European newspapers reflect on German Chancellor Schröder’s latest attempt to revive the economy by pushing tax cuts and the defeat of trade unions after the collapse of a month-long strike in eastern Germany.

https://p.dw.com/p/3nZj
German cabinet members met at a rare weekend retreat to discuss structural reforms and tax policy.Image: AP

Munich-based Münchener Merkur comments on the German government’s radical plans to introduce a multi-billion euro tax relief package. The paper writes that with the unmistakable instinct of a power politician Chancellor Gerhard Schröder is forcing the opposition conservatives into a hopeless situation: within a matter of weeks, he has taken over their complete election program, and in a coup-like move has also brought his astonished Social Democrats into line with Britain’s New Labor.

Another German daily, the Kieler Nachrichten thinks the Berlin coalition has suddenly adopted the better arguments. Tax reductions whose benefit for the population would again immediately be neutralized by radical cuts would not have a positive impact on the economy. But, the paper continues, that’s really what it’s all about at the moment, because financing the tax cuts will mean an even bigger rise in new borrowing.

Britain’s Financial Times thinks Mr Schröder’s strategy is on shaky ground in view of the already precarious nature of Germany’s state finances. The paper points out that the 2004 budget is based on a growth projection of 2 per cent for next year, which at present appears very ambitious. Besides, the London-based daily adds, the additional tax cuts will leave an additional 16 billion-euro hole in the budgets of the federal, regional and governments, half of which will have to be borne by Berlin.
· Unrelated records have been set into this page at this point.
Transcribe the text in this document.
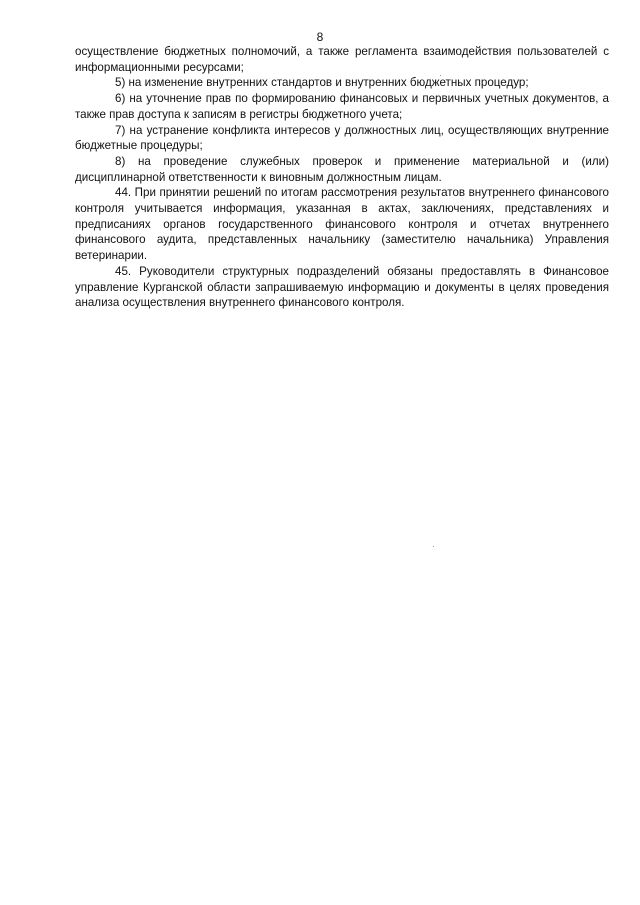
8

осуществление бюджетных полномочий, а также регламента взаимодействия пользователей с информационными ресурсами;

5) на изменение внутренних стандартов и внутренних бюджетных процедур;

6) на уточнение прав по формированию финансовых и первичных учетных документов, а также прав доступа к записям в регистры бюджетного учета;

7) на устранение конфликта интересов у должностных лиц, осуществляющих внутренние бюджетные процедуры;

8) на проведение служебных проверок и применение материальной и (или) дисциплинарной ответственности к виновным должностным лицам.

44. При принятии решений по итогам рассмотрения результатов внутреннего финансового контроля учитывается информация, указанная в актах, заключениях, представлениях и предписаниях органов государственного финансового контроля и отчетах внутреннего финансового аудита, представленных начальнику (заместителю начальника) Управления ветеринарии.

45. Руководители структурных подразделений обязаны предоставлять в Финансовое управление Курганской области запрашиваемую информацию и документы в целях проведения анализа осуществления внутреннего финансового контроля.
After last weekend’s landmark defeat in strike action in eastern Germany’s engineering sector by one of Germany’s most powerful trade unions, IG-Metall, the Swiss paper Basler Zeitung writes that employers have learnt that compromises - irrespective of the consequences - are unreasonable. It thinks IG-Metall’s massive climbdown marks the end of collective wage agreements for an entire region, (the usual practice hitherto in Germany), adding that employers and unions are being forced into new roles with a different responsibility.

Germany’s Frankfurter Allgemeine Zeitung also thinks the failed strike represents a turning point in uniform wage agreements, saying that the east had shown that resistance pays off – resistance to senseless and economically- disastrous demands for equal pay. It is no coincidence, the daily continues, that the union’s influence has been weakened in the midst of a fierce reform debate in Germany, and maintains that Chancellor Gerhard Schröder had some part in it, since he has so far managed to keep the trade unions at arms length in the debate.

Dresden’s Sächsische Zeitung writes that hard-liners on both sides should now have finally realized how employees and their bosses really make progress: by introducing appropriate rules on a firm by firm basis in a bid to make also Germany’s industry as flexible and fast as it is in neighboring countries. If this method succeeds and catches on nationally, the paper concludes, then this country can also prove that it capable of reform.